頭皮環境が悪化した状態が続けば、白髪を増やす要因になるだけではなく、将来的には抜け毛や薄毛の要因にもなってしまいます。
アレルギーリスクが高い
ヘアカラーには主成分として酸化染料(パラフェニレンジアミン、メタアミノフェノール、パラアミノフェノール、トルエン-2,5-ジアミン等)が含まれています。
これらの成分はいわゆるジアミン系成分と呼ばれるもので、アレルギー性皮膚炎を引き起こしやすい物質でもあり、皮膚や頭皮の弱い方は特に注意が必要です。
皮膚の弱い方以外でも、使用の都度パッチテストを行う等、十分に注意して使用する必要があります。
アレルギーを持っていない方でも、そのときの体調やヘアカラーを使用してきた回数や頻度によっては、アレルギー反応を起こすこともあります。毎回同じヘアカラーを使い、これまで何も問題がなくても、ある日突然アレルギー反応が現れることもあります。
染めるたびに頭皮が赤くなったり痒くなったりしている方は特に要注意です。繰り返しアレルギー症状を起こすことで、アナフィラキシーショックなどの重篤な症状を招いてしまう可能性もあります。
ヘアカラーを使う場合は、どんなに面倒でもパッチテストは必ず行ってください。
100%アレルギーを防ぐことはできませんが、パッチテストを実施することでリスクを大幅に低減することができます。
染めるたびに面倒が多い
ヘアカラーは染め直しの頻度自体は低くて済むのですが、毎回染めるときにはそれなりに手間がかかります。
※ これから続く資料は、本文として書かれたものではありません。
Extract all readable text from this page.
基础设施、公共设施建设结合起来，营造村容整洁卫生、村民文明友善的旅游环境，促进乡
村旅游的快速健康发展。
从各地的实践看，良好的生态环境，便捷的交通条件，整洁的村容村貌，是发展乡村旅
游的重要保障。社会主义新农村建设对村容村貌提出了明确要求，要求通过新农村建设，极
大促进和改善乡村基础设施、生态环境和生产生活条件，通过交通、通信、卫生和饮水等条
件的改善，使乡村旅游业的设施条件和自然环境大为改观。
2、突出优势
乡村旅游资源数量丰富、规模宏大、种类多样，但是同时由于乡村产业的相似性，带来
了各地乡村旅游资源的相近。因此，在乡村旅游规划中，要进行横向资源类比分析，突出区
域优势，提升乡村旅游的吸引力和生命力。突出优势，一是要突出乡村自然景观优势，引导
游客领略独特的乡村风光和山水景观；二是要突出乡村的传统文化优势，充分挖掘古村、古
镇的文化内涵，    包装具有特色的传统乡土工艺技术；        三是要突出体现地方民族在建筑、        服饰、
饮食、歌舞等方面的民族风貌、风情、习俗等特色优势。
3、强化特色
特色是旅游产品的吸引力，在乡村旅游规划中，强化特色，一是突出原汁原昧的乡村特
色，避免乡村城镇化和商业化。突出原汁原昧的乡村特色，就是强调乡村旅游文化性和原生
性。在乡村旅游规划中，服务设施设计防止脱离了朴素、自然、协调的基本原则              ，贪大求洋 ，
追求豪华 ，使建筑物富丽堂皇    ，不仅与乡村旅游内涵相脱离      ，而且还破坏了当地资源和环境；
先ほどのパッチテストもその手間の一つです。使うたびに毎回、染める2日前に実施しなければなりません。
染めるときも、汚れても良い服に着替え、生え際にクリームを塗ったりといった準備があります。
染め始めても何かと面倒があります。地肌に付着しないように髪の根元まで丁寧に染めようとすると時間もかかり、また髪全体に万遍なく塗らないと染め残しが出て染めムラになることもあり、丁寧に塗る必要があります。
染めた後もブラシの掃除や残ったヘアカラーのノズル掃除も何気に面倒です。
生え際の白髪が目立ちやすい
ヘアカラーを使って地肌に付着しないように塗るのは一苦労です。
どうしても生え際や後頭部などは染め残しが出やすく白髪が目立ってしまうことがあります。
また、ヘアカラーの染め直しの頻度は1ヶ月程度ですが、1ヶ月もすると髪は1cmほど伸びてきます。染めた髪はまだ黒くても、新しく生えてくる白髪が髪の根元にチラホラと出てきます。
男性の場合は髪の短い方が多く、生え際が露出していると、髪で隠せる女性に比べても生え際白髪が目立ちやすくなってしまいます。
周りの人に白髪染めをしたことを知られやすい
これは人によってはデメリットではないかもしれませんが、周りの人に白髪染めをしたことをあまり知られたくない方にとってはデメリットです。
ヘアカラーのメリットでもありますが、一度の使用できれいに染まるため、髪色の変化が急で染めたことが分かりやすくなります。
また、ヘアカラーは独特なツヤのようなものがあり、敏感な人にはヘアカラーを使って染めたことがすぐに分かってしまいます。
ヘアカラーはこんな男性に使いやすいです
- とにかく今すぐ白髪を染める必要がある男性
- 染め直しの頻度を少しでも減らしたい男性
- コストをかけずに白髪染めをしたい男性
ヘアカラーは今すぐ白髪を何とかしたいといった急を要する場合には非常に役に立ちます。
染まりが良くカラーの持続日数も長いので非常に便利な存在ではありますが、許容しがたいデメリットがあり、当サイトではあまり推奨していません。
利便性やコスト面にメリットを感じる方もおられますが、継続して使う場合には、十分リスクを理解したうえで使うことが重要です。
また面倒でも必ずパッチテストは実施してください。ヘアカラーを使っていく上で、アレルギーから自分を守る唯一の手段と言っても過言ではありません。
今後何年も使い続けることを考えると、ヘアカラーを使い続けるのではなく、トリートメントタイプの白髪染めに切り替えていくことをオススメします。